Mocking facial expressions and lewd hand gestures ensue.
Elsa Carmona is the principal of Little Village Academy in Chicago. Along with her teaching degree, Carmona also has a master’s degree in food sciences, an associate’s in human development, and devotes her most of her spare time to the nutrition research program at the Mayo Clinic. She really is quite gifted.
Oh, and she has one more degree. A doctorate in BS from What Gives You The Right university.
It’s in Texas. Google it if you don’t believe me.
No, Ms. Carmona doesn’t have any of the degrees I mentioned. As far as I can tell, she’s just a regular elementary school principal. What she does have though, is quite a high level of audacity. Principal Carmona has banned home-made lunches from her school’s cafeteria.
“Yeah, well stranger things have happened.”
The fact that one principal, in charge of one school, decides that she’s the queen of nutrition and knows more about what’s best for her students than their parents do doesn’t surprise me.
What gets me is that it’s happening in other places too.
A school in Tucson, Arizona won’t let kids bring anything for lunch that contains refined sugar, white flour, or any other kind of processed food. A few schools in New York have banned cupcakes. Schools in numerous locations throughout the country ban their students from eating take-out for lunch.

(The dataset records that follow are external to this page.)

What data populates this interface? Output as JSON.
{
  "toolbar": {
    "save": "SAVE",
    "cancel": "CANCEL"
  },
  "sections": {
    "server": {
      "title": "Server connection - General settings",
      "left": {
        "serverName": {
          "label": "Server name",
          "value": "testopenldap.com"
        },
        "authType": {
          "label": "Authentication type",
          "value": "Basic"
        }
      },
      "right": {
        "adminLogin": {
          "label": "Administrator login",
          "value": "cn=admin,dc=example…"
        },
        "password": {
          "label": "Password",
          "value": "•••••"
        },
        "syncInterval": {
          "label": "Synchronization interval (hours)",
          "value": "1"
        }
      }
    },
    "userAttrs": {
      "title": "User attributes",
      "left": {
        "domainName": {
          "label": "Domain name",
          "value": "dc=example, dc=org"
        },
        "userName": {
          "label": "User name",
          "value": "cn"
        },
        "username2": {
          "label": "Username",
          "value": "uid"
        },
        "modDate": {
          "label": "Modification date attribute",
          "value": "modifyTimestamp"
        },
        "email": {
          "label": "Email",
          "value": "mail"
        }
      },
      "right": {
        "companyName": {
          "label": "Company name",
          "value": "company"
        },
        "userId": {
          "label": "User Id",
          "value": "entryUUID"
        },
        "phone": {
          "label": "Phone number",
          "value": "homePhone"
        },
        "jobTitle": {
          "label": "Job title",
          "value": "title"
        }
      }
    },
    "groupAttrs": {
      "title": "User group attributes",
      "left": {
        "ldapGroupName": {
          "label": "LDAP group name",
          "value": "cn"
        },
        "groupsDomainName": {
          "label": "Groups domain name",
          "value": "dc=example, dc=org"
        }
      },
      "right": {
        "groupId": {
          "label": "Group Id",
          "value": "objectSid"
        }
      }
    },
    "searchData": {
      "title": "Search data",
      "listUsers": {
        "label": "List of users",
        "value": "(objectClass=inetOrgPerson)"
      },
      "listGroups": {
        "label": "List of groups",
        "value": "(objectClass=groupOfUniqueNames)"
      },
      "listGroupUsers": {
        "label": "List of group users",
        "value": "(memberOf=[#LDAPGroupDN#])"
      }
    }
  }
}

“They’re only doing this because of the childhood obesity epidemic. Leave them alone…”
No, I don’t think I will.
Childhood obesity starts at home, and that’s where it needs to be dealt with. Rather than banning sack lunches or certain foods from school cafeterias, maybe the district should offer some educational resources for the parents. Or at the very least, if the schools are going to institute a ban like this, they need to be chipping in to help finance these meals.
The bottom line is, schools don’t have the right to tell parents what to feed their kids. Granted, many parents probably need to step it up in the nutrition department. But outlawing cupcakes, and the ‘eat school lunches or go hungry’ mandates infringe on some very basic rights, not only of the parents, but of the students as well.
We need to remember the function of public schools in our society; to teach our children basic academic skills. Schools are not daycares, nor the teachers nursemaids. It is not the responsibility of public schools to raise our kids or monitor what they consume.
Stories like this make me wonder what’s next. Nightly visits from school officials, making sure mom didn’t undercook the chicken? Frisking students for Pixie Stix at the door? Mandatory hypodermic broccoli injections?
I can just see the headlines now.
“NATO Forces Losing Ground As The Great Twinkie Revolt Of 2011 Rages On”
We’re gonna need another federal stimulus package to get through this one.